与えられた数 $N$ は奇数であると仮定し、$N = a \times b$ の形で因数の積に分解できるとき、$x, y$ を次のようにおきます($a, b$ は奇数なので、$x, y$ は整数になります)。
\[\begin{aligned} x &= (a + b) / 2 \\ y &= (a - b) / 2 \end{aligned}\]上の2つの式の和と差を計算することによって、次の結果が得られます。
\[\begin{aligned} a &= x + y \\ b &= x - y \end{aligned}\]これを元の式 $N = a \times b$ に当てはめると、次のようになります。
\[\begin{aligned} N = a \times b &= (x + y)(x - y) \\ &= x^2 - y^2 \\ &= \left(\frac{a + b}{2}\right)^2 - \left(\frac{a - b}{2}\right)^2 \end{aligned}\]この式を満たす$x,y$を見つけることができれば、因数$a,b$がわかるので、素因数分解ができます。
因数分解を使った素因数分解の例:
\[\begin{aligned} N = 8051 = 8100 - 49 = 90^2 - 7^2 = (90+7)(90-7) = 97 \times 83 \\ \end{aligned}\] \[\begin{aligned} x &= 90 &= (97 + 83) / 2 \\ y &= 7 &= (97 - 83) / 2 \end{aligned}\]式 $N=x^2-y^2$ を満たす $x,y$ を見つけることができれば、$N=ab$ の素因数分解ができます。

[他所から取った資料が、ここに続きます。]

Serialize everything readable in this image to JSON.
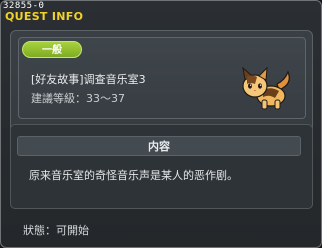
{
  "window": {
    "id": "32855-0",
    "title": "QUEST INFO"
  },
  "quest": {
    "category": "一般",
    "name": "[好友故事]调查音乐室3",
    "level_requirement": "建議等級：33～37",
    "icon": "cat-icon"
  },
  "content": {
    "header": "内容",
    "text": "原来音乐室的奇怪音乐声是某人的恶作剧。"
  },
  "status": {
    "text": "狀態：可開始"
  },
  "colors": {
    "title": "#f0d22a",
    "category_pill": "#8fbe2b"
  }
}
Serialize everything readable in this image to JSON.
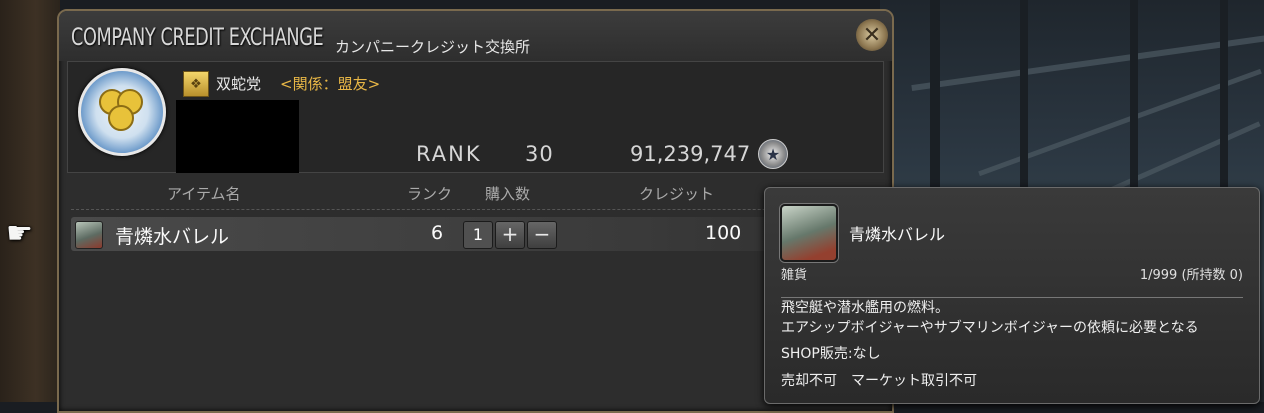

式を $x^2 - N = y^2$ に書き換えて、$x^2 - N$ が完全平方 (他の整数の2乗になっている整数:1,4,9,16,…) になっているかを調べていくことで、式を満たす $x,y$ を探し、素因数分解をする方法を「フェルマーの素因数分解」と呼びます。
Pythonでのフェルマーの素因数分解の実装例:
import gmpy2 # pip install gmpy2
def fermat_factors(n):
assert n % 2 != 0
x = gmpy2.isqrt(n)
y2 = x**2 - n
while not gmpy2.is_square(y2):
x += 1
y2 = x**2 - n
factor1 = x + gmpy2.isqrt(y2) # a = x + y
factor2 = x - gmpy2.isqrt(y2) # b = x - y
return int(factor1), int(factor2)
p, q = fermat_factors(n)
素因数分解をするとき、$N$の素因数が$\sqrt{N}$に近い場合は、速く素因数を見つけることができますが、$\sqrt{N}$に近くない場合は、見つけるまでに時間がかかるので注意が必要です。